Llevo cinco años viviendo en Estados Unidos y me tomó demasiado tiempo aceptar algo bastante simple: mi cabeza no funciona igual en inglés que en español.

Durante mucho tiempo pensé que hablarle a la cámara en inglés era la mejor decisión. Sonaba lógico. Vivo en Estados Unidos, trabajo en inglés, me muevo en espacios donde el inglés domina casi todo y, además, crear contenido en ese idioma parecía tener más sentido práctico. Incluso económico. Los anuncios pagan mejor en inglés. Todo eso es verdad.
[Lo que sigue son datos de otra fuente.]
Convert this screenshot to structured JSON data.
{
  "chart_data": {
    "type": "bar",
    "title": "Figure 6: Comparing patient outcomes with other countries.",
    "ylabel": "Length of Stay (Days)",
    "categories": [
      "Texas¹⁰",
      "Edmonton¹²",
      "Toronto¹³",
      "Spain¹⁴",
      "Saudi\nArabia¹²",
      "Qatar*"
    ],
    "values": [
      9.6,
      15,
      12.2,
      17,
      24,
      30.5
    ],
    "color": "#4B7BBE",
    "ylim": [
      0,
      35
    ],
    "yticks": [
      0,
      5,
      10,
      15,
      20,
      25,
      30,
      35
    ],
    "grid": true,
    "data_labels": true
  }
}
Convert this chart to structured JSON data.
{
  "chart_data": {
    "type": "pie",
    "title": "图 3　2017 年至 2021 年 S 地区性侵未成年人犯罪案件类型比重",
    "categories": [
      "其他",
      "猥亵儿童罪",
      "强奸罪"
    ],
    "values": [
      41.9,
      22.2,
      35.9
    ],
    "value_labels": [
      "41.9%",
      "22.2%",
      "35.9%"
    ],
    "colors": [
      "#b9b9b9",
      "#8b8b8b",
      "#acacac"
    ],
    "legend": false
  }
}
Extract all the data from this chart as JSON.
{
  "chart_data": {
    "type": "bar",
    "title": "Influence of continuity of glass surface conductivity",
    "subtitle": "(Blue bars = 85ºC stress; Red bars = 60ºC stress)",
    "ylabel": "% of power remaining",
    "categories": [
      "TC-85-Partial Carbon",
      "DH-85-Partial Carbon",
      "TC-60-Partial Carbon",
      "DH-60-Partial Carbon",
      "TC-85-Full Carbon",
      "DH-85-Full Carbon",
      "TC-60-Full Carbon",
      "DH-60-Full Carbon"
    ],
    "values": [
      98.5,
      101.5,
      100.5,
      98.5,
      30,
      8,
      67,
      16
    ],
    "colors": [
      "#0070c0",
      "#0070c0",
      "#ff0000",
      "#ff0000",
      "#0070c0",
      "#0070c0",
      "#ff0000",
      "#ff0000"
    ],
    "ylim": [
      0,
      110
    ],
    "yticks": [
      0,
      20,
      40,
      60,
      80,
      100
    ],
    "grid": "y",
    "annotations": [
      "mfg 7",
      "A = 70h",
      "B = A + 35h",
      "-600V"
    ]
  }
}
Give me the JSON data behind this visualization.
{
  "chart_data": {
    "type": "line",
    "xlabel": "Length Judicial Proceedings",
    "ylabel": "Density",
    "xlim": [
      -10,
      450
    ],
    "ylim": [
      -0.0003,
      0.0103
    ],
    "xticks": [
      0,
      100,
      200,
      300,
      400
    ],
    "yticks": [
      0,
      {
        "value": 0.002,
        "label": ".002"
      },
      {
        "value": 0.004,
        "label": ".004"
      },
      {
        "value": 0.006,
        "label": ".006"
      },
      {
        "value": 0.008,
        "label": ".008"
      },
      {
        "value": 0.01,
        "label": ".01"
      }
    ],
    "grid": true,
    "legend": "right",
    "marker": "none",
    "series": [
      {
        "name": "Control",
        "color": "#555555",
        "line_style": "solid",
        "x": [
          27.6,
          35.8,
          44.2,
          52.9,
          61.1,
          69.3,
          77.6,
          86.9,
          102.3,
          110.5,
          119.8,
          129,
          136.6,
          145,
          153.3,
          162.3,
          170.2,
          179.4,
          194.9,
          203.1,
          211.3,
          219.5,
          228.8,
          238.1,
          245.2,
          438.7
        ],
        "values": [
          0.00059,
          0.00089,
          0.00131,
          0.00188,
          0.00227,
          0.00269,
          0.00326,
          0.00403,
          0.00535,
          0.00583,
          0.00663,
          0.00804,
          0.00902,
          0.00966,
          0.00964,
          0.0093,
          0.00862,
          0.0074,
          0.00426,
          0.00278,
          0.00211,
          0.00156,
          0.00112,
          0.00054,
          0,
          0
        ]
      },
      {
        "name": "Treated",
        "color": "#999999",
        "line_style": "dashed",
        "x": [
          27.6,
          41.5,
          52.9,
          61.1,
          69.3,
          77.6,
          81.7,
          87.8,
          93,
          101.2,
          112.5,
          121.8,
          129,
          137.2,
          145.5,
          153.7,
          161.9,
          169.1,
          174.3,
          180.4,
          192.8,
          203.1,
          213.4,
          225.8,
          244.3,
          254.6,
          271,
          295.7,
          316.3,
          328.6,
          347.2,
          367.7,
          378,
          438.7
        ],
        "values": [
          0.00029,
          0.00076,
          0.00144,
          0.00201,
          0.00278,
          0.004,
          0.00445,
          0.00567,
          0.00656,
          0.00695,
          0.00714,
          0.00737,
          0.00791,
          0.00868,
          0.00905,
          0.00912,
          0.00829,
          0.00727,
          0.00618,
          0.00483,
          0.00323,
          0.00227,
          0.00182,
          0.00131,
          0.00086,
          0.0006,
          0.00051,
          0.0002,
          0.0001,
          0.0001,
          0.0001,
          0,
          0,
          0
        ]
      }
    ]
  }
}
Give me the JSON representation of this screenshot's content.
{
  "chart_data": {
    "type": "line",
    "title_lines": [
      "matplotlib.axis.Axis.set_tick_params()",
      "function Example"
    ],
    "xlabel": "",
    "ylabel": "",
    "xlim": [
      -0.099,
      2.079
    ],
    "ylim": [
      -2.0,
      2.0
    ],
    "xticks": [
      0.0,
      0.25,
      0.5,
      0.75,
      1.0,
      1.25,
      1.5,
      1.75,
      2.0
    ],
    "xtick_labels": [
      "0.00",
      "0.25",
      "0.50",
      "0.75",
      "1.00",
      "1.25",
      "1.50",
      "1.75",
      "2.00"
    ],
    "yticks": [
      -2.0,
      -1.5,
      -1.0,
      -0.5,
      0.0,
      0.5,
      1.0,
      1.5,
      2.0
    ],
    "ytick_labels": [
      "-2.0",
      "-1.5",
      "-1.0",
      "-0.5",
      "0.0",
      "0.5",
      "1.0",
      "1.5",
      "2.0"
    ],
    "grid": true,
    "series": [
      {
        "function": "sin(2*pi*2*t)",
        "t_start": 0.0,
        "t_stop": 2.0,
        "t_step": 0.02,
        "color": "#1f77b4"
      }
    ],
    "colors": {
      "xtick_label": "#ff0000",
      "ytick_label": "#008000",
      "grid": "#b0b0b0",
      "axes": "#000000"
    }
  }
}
Pero también es verdad otra cosa: cada vez que intentaba hacer contenido en inglés, me ponía nervioso. Empezaba a pensar demasiado todo. Me frenaba. Me escuchaba más de la cuenta. Quería controlar demasiado cómo sonaba, cómo me veía, cómo quedaba cada frase. Y al final no salía yo.

No es un problema de acento. Nunca me ha importado tener acento. El tema es otro. Mi forma natural de comunicarme, de pensar en voz alta, de conectar, sigue siendo el español. Puedo trabajar en inglés. Puedo resolver en inglés. Puedo moverme en mi día a día en inglés. Pero cuando quiero contar lo que vivo, lo que me entusiasma, lo que me pasa por la cabeza, el idioma que me da libertad es el español.

Así que este año decidí dejar de pelear con eso. Este es el año del español.

Por qué quise “mezclarme con la gringura”

Cuando me mudé a Estados Unidos, tenía sentido intentar encajar lo más rápido posible. Era un trabajo nuevo, una dinámica nueva, un país nuevo, una forma distinta de hacer las cosas. Yo estaba tratando de entender cómo funcionaba todo.

En ese contexto, hablar más inglés no era solo una preferencia. Era casi una estrategia de supervivencia. Quería adaptarme. Quería integrarme. Quería sentir que pertenecía.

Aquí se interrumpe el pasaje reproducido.